Page MenuHomeSoftware Heritage

Resume provenance content-revision layer processing through the revision journal client
Closed, MigratedEdits Locked


We want to resume processing of revisions in the provenance database using the new journal client.

To do so, we will:

  • give mmca access to the main archive through a SSH reverse tunnel
  • give mmca access to the journal through read-only, non-privileged journal credentials
  • upgrade swh.provenance on mmca
  • restart mmca's content-revision layer using the journal client

Event Timeline

olasd triaged this task as High priority.Jul 22 2022, 11:17 AM
olasd created this task.

I've added an autossh-mmca.service unit on belvedere to have a reverse tunnel from localhost@mmca:5345 -> localhost@belvedere:5432.

I've granted mmca access to the production journal for user swh-provenance-mmca.

On mmca:

  • I've upgraded swh.provenance in a new virtualenv.
  • I've created systemd system units for the provenance revision journal clients on mmca:
swhprovenance@mmca:~$ ls -l /etc/systemd/system/swh-provenance-revision-client*
-rw-r--r-- 1 root root 701 Jul 22 13:48 /etc/systemd/system/swh-provenance-revision-client-debug@.service
-rw-r--r-- 1 root root 671 Jul 22 13:50 /etc/systemd/system/swh-provenance-revision-client@.service

I've started the debug unit for one of the clients, and the non-debug unit for 63 others.

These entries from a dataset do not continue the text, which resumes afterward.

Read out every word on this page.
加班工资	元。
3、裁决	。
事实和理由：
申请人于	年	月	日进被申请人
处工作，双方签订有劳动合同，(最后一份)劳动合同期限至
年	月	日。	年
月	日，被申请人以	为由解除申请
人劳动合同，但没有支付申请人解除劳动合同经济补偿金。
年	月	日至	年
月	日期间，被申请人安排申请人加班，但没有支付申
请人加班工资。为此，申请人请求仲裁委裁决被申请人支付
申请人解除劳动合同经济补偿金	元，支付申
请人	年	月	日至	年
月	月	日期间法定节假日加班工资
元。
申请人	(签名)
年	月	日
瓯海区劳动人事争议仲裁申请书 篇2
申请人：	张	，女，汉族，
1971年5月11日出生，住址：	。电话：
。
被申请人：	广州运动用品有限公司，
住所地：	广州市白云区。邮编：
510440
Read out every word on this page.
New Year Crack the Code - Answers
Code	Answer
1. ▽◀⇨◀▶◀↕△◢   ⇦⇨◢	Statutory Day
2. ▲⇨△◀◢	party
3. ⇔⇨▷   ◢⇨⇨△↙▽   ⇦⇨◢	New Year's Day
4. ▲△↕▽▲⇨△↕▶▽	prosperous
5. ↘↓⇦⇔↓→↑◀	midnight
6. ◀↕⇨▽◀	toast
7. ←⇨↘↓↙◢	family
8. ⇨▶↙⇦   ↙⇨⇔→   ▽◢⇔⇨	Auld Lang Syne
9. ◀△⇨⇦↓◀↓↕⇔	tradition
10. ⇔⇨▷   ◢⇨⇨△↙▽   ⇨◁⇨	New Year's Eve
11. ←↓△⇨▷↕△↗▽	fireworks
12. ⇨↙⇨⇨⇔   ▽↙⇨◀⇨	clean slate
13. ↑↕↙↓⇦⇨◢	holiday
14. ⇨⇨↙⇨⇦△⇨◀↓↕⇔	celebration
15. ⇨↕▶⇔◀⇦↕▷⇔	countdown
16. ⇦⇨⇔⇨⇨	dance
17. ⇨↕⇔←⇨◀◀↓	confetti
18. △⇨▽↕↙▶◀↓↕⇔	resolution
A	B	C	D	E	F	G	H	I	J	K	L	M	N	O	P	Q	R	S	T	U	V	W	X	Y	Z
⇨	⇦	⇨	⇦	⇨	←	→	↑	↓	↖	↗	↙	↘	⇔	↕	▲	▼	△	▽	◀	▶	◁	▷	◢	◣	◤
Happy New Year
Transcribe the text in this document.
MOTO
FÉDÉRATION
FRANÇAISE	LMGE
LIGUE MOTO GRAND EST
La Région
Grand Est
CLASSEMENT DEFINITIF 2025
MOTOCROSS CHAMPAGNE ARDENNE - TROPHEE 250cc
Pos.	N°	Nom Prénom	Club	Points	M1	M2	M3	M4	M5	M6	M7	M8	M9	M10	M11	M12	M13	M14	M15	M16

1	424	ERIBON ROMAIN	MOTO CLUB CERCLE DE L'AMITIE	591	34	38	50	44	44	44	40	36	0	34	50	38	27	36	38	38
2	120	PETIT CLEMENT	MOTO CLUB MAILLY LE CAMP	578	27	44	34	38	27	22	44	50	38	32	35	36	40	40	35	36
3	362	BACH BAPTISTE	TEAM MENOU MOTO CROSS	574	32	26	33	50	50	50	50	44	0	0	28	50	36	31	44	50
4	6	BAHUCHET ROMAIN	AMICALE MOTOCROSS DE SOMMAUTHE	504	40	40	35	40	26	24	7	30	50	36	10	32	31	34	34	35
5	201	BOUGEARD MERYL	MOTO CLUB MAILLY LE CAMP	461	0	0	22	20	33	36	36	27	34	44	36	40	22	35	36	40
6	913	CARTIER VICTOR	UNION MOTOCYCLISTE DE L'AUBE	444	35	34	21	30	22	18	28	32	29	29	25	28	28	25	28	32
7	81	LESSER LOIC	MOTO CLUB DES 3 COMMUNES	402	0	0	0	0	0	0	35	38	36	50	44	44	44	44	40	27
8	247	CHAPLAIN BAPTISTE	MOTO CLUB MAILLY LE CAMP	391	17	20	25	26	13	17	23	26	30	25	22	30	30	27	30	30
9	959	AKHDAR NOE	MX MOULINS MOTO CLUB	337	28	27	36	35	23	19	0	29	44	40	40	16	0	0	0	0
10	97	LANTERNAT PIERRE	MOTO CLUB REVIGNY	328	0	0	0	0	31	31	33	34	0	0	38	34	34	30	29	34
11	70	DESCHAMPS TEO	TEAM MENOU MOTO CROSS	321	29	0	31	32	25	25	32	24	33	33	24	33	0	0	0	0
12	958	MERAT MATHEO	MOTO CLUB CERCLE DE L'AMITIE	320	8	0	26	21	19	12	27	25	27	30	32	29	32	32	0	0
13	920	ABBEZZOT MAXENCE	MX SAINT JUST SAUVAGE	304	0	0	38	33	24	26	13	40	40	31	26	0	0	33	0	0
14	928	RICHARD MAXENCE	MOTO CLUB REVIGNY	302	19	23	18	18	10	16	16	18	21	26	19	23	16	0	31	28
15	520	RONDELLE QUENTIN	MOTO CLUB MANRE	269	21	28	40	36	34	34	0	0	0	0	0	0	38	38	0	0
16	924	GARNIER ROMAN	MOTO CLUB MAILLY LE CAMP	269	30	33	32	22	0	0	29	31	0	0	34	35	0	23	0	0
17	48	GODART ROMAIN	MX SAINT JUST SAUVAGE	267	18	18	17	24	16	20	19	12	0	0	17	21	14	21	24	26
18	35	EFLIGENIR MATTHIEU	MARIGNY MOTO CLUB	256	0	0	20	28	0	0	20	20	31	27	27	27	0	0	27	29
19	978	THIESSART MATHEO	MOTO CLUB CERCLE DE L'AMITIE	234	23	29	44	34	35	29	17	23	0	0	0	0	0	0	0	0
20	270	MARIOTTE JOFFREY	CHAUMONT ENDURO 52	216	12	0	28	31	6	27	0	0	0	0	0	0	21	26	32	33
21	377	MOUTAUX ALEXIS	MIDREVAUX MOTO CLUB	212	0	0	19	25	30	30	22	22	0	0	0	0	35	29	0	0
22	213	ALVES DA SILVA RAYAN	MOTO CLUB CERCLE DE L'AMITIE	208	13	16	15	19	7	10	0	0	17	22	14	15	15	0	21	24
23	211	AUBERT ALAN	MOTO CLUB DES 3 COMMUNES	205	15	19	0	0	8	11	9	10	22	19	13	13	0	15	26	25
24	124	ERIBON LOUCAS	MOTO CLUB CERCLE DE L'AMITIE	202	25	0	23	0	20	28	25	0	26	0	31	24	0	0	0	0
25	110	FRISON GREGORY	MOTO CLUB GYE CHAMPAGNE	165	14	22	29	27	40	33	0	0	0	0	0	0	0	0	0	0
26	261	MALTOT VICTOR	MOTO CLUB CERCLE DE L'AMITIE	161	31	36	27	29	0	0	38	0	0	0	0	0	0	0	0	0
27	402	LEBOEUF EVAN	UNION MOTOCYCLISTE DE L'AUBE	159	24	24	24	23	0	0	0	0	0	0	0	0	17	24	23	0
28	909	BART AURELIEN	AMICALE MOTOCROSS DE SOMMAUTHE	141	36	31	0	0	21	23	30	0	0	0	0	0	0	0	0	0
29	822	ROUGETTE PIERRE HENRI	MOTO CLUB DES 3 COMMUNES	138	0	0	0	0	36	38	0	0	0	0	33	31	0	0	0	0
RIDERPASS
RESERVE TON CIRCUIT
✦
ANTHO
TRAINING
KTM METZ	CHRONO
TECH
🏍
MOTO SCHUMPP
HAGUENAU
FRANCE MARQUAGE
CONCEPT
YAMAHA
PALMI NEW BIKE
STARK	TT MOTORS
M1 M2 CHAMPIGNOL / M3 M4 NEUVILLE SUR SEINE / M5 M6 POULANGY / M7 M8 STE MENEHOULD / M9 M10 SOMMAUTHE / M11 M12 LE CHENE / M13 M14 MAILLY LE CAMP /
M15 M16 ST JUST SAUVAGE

To monitor the progress of the journal clients:

To monitor the provenance progress: is still valid.

The journal client has a bunch of already-processed revisions to skip over/throw away, so the actual provenance metrics will probably start picking back up in a few days.

FWIW I've also started the provenance storage server as a systemd system service now.